Le tropisme américain de
Gilles Leroy le tire du côté des Etats du Sud. Alabama Song, prix Goncourt 2007, l’y amenait sur les traces de
Zelda Fitzgerald. Zola Jackson
plongeait dans le tohu-bohu de l’ouragan Katrina à La Nouvelle-Orléans. Cette
fois, c’est Nina Simone, roman,
titre qui revendique la part de fiction, avec en personnage principal la
chanteuse née en Caroline du Nord en 1933. Mais, au moment où se déroule le
récit, elle est vieille et malade dans un autre Sud, en France, où elle
terminera sa vie en 2003.Ricardo, une jeune
Philippin, est le témoin de cette dernière époque. Il a été engagé pour faire
les courses et le ménage. Sa motivation n’est pas totale et, au village, on a
tout fait pour le décourager : « N’allez
pas là-bas, lui ont dit les gens du village à qui il demandait son chemin. Elle
a le Mal en elle et personne ne sait si c’est le diable ou simplement qu’elle
est dérangée du cerveau. On prie pour qu’elle déménage. » La grande
dame en son déclin est parfois pathétique. Elle reste pourtant un personnage
hors du commun, dont le romancier fait une figure de légende abîmée par le
temps, c’est-à-dire aussi une femme avec ses nombreuses cicatrices et ses
souvenirs glorieux. Elle a voulu occuper une place qui n’existait pas : « J’invente la musique classique noire »,
explique-t-elle à un journaliste qui essaie de coller une étiquette sur sa
musique…Au fil des jours, elle
confie à Ricardo, pour qui elle éprouve une véritable affection, des pans
entiers de son histoire.

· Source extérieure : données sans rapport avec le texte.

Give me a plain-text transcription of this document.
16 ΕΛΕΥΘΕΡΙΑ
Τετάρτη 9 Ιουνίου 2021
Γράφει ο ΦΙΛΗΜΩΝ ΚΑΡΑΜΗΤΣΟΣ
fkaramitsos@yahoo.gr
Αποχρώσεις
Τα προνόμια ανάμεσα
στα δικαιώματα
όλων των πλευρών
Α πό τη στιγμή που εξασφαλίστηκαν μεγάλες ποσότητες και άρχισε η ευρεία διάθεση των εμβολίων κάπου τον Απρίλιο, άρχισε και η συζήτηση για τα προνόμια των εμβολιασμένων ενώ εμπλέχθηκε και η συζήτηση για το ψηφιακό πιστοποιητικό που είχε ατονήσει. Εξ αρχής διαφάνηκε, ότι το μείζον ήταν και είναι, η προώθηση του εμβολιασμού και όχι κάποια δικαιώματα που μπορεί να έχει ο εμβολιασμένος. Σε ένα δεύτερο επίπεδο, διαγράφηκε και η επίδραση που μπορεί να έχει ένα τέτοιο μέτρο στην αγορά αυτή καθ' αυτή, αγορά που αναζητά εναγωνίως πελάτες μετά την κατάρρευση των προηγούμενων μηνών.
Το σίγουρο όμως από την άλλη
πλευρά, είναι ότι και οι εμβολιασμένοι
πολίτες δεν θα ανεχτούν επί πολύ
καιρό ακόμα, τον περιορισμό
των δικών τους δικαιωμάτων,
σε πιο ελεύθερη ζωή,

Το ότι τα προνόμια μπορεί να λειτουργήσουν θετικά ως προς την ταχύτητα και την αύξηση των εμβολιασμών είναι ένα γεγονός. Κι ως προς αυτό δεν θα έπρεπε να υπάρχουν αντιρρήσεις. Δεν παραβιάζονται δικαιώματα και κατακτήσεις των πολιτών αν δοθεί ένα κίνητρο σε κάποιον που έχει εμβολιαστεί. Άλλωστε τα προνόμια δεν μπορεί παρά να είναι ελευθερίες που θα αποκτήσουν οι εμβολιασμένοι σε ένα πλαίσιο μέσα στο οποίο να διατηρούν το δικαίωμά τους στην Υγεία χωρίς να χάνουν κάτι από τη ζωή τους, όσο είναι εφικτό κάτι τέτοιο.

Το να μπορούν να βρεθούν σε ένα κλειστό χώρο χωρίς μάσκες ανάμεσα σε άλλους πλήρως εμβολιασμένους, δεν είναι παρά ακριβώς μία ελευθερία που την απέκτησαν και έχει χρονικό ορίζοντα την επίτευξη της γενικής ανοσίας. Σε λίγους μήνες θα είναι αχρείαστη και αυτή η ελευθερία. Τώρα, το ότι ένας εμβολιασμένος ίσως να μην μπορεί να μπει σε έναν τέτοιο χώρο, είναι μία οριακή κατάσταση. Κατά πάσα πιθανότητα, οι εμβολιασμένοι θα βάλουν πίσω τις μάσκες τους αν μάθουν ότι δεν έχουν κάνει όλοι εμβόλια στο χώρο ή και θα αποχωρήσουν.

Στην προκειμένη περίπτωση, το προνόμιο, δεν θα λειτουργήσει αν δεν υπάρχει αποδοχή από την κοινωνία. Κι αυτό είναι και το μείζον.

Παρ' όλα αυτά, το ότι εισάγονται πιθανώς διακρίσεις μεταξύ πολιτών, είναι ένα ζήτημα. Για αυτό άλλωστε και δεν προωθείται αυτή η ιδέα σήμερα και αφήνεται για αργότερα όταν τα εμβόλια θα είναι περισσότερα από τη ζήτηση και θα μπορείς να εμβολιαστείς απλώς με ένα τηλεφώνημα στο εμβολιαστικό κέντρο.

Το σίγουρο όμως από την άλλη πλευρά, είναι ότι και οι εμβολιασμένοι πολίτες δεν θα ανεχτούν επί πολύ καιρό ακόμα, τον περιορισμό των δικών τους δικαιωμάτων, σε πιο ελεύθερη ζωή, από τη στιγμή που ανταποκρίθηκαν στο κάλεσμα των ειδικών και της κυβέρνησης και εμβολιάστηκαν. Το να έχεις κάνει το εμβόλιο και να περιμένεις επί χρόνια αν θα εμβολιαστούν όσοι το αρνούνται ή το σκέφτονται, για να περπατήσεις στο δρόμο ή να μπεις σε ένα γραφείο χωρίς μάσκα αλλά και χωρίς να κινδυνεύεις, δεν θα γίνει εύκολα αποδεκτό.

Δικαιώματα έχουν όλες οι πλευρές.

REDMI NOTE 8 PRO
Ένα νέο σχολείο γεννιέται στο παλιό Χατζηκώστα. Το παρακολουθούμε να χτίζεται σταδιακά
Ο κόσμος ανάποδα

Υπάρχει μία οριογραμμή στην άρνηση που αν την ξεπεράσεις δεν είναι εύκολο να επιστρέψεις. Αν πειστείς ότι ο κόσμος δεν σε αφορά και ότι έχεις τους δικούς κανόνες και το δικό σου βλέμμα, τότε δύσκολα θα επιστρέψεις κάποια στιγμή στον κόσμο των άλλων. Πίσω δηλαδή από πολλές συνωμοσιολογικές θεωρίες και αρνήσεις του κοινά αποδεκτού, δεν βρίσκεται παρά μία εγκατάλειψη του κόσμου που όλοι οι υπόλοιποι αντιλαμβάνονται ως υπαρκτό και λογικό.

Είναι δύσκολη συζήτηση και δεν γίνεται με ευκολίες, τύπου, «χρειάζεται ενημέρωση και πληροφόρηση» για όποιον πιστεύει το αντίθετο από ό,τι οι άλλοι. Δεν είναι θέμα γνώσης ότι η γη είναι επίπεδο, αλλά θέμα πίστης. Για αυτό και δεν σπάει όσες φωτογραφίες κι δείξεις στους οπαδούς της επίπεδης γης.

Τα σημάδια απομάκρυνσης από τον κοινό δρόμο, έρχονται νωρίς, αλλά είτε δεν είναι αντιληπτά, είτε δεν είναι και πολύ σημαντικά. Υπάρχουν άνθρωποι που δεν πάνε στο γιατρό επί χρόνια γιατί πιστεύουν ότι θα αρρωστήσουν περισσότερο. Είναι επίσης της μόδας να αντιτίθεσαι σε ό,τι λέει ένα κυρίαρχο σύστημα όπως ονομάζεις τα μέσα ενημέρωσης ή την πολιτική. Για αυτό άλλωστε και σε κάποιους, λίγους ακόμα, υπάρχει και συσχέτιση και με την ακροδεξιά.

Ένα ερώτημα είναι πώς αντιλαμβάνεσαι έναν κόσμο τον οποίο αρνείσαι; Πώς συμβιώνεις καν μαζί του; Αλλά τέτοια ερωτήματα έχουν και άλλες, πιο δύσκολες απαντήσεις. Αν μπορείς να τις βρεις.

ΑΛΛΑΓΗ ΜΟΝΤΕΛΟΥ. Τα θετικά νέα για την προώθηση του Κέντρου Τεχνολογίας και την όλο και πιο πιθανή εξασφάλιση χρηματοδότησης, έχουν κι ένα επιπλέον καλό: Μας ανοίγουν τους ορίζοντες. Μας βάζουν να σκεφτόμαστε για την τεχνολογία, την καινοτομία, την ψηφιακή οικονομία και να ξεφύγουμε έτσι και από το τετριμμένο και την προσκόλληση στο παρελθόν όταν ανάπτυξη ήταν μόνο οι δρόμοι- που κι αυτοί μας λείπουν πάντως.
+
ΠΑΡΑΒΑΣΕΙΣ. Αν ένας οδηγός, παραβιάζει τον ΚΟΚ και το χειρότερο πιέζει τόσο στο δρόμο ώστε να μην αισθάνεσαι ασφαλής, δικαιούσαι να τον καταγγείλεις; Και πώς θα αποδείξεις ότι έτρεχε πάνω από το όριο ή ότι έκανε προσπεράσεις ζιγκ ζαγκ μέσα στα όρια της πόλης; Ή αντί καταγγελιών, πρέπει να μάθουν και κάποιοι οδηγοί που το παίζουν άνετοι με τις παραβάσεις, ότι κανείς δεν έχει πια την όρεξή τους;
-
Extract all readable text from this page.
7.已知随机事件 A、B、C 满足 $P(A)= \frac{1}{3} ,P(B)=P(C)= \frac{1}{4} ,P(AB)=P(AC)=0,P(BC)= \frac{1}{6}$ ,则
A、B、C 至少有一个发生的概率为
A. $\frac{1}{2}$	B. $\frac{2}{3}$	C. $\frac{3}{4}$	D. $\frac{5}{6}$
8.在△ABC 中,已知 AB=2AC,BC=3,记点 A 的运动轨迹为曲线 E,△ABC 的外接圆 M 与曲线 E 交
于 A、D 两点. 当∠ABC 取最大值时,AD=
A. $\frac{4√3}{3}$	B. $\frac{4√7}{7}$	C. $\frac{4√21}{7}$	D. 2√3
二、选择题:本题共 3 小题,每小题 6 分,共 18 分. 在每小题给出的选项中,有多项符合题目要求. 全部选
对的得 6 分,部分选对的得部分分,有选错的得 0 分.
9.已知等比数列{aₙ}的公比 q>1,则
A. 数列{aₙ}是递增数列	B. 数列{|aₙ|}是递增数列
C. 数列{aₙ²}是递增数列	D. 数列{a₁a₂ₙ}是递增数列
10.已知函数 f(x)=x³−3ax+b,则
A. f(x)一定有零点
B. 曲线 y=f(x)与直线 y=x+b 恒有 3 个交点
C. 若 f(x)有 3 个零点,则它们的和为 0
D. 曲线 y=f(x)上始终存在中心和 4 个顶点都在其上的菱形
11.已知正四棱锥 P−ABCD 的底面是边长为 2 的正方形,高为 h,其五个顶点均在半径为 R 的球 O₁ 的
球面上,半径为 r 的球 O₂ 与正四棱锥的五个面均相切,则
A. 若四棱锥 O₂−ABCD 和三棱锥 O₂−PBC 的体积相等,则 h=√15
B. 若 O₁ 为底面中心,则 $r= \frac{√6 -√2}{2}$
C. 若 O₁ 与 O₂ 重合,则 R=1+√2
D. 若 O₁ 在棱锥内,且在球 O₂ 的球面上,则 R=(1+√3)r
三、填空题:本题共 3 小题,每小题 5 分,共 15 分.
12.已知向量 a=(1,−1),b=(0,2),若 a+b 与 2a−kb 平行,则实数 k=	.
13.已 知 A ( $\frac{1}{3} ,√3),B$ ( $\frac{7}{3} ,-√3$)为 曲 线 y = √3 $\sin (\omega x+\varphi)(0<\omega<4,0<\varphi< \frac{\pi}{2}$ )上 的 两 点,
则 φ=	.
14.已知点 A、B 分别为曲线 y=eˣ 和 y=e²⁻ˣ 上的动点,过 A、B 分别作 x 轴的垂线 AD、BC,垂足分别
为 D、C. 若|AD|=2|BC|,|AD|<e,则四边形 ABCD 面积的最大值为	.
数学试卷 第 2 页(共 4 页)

Elle pique, par intervalles irréguliers, de terribles
colères que l’on pourrait graduer « un
peu comme l’échelle de Richter mesure les séismes sans les prévenir. »
Elle remonte sur scène. Un peu. Difficilement. La fatigue est immense, les
massages ne la soulagent plus. Et c’est peut-être là qu’elle est la plus belle,
dans sa monstruosité et son orgueil, dans son abandon et sa volonté, assumant
toutes les contradictions de celle qu’elle est devenue.Bien sûr, il s’agit d’un roman. Mais il nous
conduit au plus près de son héroïne.